The vote in the Senate Health, Education, Labor and Pensions Committee was a victory for the biotechnology and pharmaceutical industries but a defeat for the Obama administration and AARP.
The Obama administration had pushed for a seven-year exclusivity period so that patients could get quicker access to cheaper versions of costly medicines used to treat ailments including cancer, Parkinson's, diabetes and rheumatoid arthritis.
Proponents of the longer time frame say products like the blockbuster cancer drug Avastin deserve longer market protection because they are more expensive and time-consuming to produce than regular drugs, and the extra time and money is needed to attract investors and promote innovation.

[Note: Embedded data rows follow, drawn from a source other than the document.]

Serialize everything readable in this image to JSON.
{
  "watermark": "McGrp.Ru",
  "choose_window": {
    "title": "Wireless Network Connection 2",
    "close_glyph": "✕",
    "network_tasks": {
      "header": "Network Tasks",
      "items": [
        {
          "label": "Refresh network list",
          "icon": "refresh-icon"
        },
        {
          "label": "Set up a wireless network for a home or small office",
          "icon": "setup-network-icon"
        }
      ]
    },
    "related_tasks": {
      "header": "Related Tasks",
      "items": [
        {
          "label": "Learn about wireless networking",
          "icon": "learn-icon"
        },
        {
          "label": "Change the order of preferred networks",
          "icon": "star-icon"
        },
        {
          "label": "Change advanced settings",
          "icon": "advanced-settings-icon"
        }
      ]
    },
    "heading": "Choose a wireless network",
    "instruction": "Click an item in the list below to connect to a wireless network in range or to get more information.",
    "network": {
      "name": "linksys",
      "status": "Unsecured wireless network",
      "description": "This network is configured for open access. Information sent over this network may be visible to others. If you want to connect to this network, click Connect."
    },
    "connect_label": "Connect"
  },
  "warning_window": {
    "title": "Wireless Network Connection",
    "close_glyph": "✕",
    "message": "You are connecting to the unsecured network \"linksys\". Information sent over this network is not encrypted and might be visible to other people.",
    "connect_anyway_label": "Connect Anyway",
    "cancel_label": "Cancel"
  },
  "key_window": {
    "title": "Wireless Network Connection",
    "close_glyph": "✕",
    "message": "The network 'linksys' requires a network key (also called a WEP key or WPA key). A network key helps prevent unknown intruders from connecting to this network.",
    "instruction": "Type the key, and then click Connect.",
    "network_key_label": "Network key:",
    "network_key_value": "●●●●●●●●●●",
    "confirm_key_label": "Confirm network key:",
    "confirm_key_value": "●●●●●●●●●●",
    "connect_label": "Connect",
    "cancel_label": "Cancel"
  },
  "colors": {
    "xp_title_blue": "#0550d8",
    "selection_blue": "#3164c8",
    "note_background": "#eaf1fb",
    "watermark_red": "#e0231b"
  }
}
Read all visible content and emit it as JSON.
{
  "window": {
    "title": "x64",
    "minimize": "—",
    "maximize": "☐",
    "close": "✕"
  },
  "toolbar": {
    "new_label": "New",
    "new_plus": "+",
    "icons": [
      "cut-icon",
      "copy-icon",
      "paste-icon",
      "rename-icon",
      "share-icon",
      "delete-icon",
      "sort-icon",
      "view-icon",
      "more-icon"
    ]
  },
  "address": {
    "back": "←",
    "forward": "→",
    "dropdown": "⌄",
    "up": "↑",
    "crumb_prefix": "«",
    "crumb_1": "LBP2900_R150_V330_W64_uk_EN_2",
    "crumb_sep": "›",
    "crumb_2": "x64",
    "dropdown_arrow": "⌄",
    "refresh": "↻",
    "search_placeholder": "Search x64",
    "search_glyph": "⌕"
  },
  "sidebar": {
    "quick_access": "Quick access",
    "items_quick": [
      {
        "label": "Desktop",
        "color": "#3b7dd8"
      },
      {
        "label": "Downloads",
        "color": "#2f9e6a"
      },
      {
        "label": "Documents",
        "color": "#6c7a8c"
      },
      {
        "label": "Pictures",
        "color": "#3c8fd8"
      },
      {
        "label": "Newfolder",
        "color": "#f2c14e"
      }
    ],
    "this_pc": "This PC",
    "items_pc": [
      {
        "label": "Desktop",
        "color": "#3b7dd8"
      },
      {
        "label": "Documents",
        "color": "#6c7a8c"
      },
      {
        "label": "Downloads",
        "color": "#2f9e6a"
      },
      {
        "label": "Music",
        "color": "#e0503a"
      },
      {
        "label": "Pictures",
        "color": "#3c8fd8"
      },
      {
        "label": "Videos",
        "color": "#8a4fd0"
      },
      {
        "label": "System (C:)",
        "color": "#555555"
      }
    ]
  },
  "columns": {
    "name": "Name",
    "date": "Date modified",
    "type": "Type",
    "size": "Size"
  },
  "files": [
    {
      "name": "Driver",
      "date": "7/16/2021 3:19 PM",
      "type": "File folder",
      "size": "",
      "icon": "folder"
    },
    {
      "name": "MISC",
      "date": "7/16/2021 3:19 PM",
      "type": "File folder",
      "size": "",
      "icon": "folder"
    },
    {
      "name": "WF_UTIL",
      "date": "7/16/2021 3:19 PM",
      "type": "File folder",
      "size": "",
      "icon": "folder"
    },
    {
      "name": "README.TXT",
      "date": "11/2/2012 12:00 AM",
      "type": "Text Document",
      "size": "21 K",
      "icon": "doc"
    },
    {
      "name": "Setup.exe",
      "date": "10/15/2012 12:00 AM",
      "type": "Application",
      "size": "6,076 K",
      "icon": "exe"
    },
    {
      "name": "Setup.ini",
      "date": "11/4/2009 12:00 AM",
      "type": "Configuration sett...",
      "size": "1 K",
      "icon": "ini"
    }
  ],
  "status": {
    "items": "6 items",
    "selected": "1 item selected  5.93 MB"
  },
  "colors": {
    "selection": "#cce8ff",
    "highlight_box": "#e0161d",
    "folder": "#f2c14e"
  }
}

The vote came as the health committee worked to complete a sweeping health overhaul bill it expects to finish Tuesday. The biotech drug portion was a major unresolved issue, but Monday's action doesn't mean it's over. The decision would still need agreement from the full Senate and the House, where Energy and Commerce Committee Chairman Henry Waxman, D-Calif., strongly supporters a shorter exclusivity period.
Biotech drugs currently don't face generic competition because the Food and Drug Administration doesn't have power to approve copies of such medications. Efforts to change that have been held up for nearly a decade by squabbling between the biotech and generic drug industries and their allies on Capitol Hill.
Biotech companies had demanded at least 14 years on the market before their products face generic competition, but the drug industry welcomed Tuesday's vote.
"The overwhelming majority of senators on the committee voted to do what's best in the end for patients and the U.S. economy," said Ken Johnson, senior vice president of the Pharmaceutical Research and Manufacturers of America. "Our companies in return remain committed to developing the cutting-edge medicines which allow patients everywhere to live longer, healthier and more productive lives."
The powerful senior citizens' lobby AARP expressed disappointment, suggesting it might oppose the underlying bill over the issue.
"While we applaud many of the aspects of the HELP Committee's overall bill, AARP has great difficulty supporting legislation that would delay the availability of safe, affordable generic biologic drugs and impede consumer access to these lifesaving drugs," said Jim Dau, AARP national spokesman.
The health committee voted 16 to 7 in favor of the 12-year measure offered by Sens. Mike Enzi, Orrin Hatch and Kay Hagan. It's the time period previously endorsed by committee Chairman Edward M. Kennedy, whose home state of Massachusetts is a biotech stronghold. Kennedy is away from the Senate while being treated for brain cancer.
By a 5 to 17 vote the committee rejected an alternate measure by Sen. Sherrod Brown, D-Ohio, that would have started with a seven-year exclusivity period, with additional years possible for innovations.
Biotech drugs were not included in the 1984 law that first allowed the FDA to approve copies of traditional, chemical drugs. At the time the biotech industry successfully argued that their drugs, which are made from living cells, were too complex to be duplicated by generic competitors.